И примерно тогда, когда Круспе определил для себя, что страннее уже не будет, Тилль наконец нашёл то, что искал — внушительных размеров бетонный крест (на нём, конечно, были высечены имя и годы жизни покойного, но их Рихард никак не смог бы разглядеть), а вместо того, чтобы почтить память ушедшего небольшим подношением или добрым словом, Линдеманн наклонился и повязал прямо на надгробие то, что сжимал в ладони всё это время — маленькую красную ленточку. Круспе почему-то тут же вспомнил о “ниточках” на запястьях, но делать поспешные выводы не спешил. Откуда он мог знать, что в такой момент у человека на уме и на душе?
Только когда Тилль, постояв ещё немного и, видимо, молчаливо отдав честь, ушёл прочь (к счастью, с противоположной стороны от Рихарда, иначе тот попросту не успел бы спрятаться), Круспе наконец решился, чуть выждав, пройти на кладбище и приблизиться к тому самому кресту — его грузную фигуру тяжело было спутать с чем-то ещё.

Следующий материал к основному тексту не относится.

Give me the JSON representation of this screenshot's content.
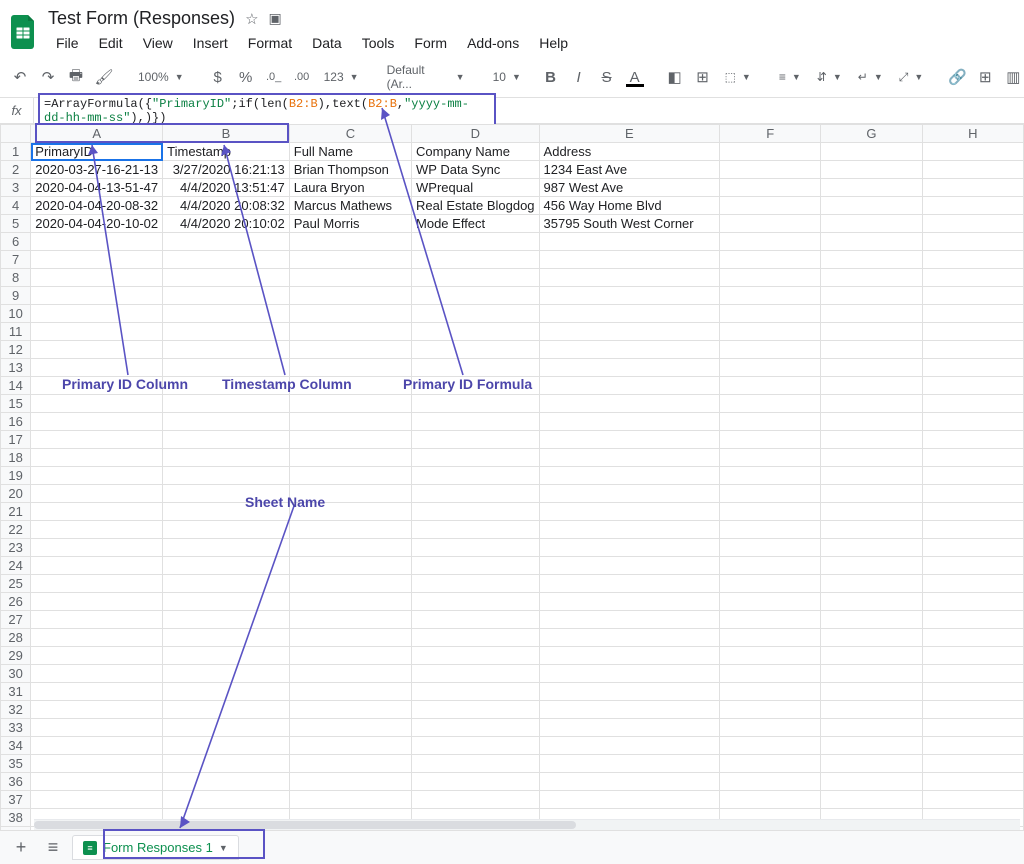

Признаться, Рихард понятия не имел, кто такая Каталина Монсальве — именно так, судя по надгробию, звали покойную. Имя явно испанское, а значит, скорее всего, женщина была родом откуда-то с юга — обычно именно оттуда люди перебирались в штаты, ближе к мегаполисам и новым возможностям. Но с какой стати ей останавливаться именно здесь, в посёлке-полупризраке недалеко от необъятного, полного энергии и вечно живого Нью-Йорка?.. Закоренелых обитателей своего пригорода с латиноамериканскими корнями Круспе знал лично — их было всего две больших семьи, в целом человек пятнадцать. Значит, приезжая… но зачем?..
Самое интересное, что умерла Каталина довольно давно — не год и не два назад, но уже после того, как Рихард переехал сюда. При всём при этом слышал он о ней впервые, а в такого рода посёлках все всё обо всех знают: даже Круспе практически сразу откуда-то да узнавал, если кто-то из жителей умирал, женился, рожал или переезжал, хотя сам толком ни с кем не общался — разве что по делу. Странная история…
Впрочем, долго задумываться об этом Рихард не стал: гораздо больше вопросов у него было по поводу той самой ленточки, оставленной Линдеманном. Пёстрым, ярко-красным огоньком она разительно выделялась на сером полотне кладбища, а чёрным маркером, вероятно, сам Тилль старательно вывел на ней надпись: “Потеряшка №7”. И Круспе даже близко предположить не мог, что это означало.
Да, он помнил о “потеряшках” Линдеманна, что сыграли с ним злую шутку в детстве и продолжали делать это даже теперь, но… люди? Потеряшки — это люди?.. Раз лента подписана седьмым номером, значит, ещё есть по крайней мере шесть. Неужто всех их постигла одна и та же участь? Не мог же Тилль собственными руками всех... что, если он любил их? А может, ненавидел?..
Со всей этой путаницей Рихард совершенно сбился с толку. Что же он такое упустил? А возможно, о чём-то важном и вовсе не догадывался? Ситуация настолько тревожила Круспе, что он и сообразить толком не мог, что означало такое поведение Линдеманна с точки зрения беспристрастной психологии. Как ни один профессиональный хирург не возьмётся оперировать родного человека, так и Рихарду не удавалось даже слегка приоткрыть для себя завесу зловещей загадочности, чтобы узнать о Тилле хоть самую малость больше, чем он готов был поведать сам.
Иначе говоря... сказать, что Круспе по вине своей странноватой и, возможно, несвоевременной находки остался наедине с множеством вопросов без намёка на ответы — ничего не сказать.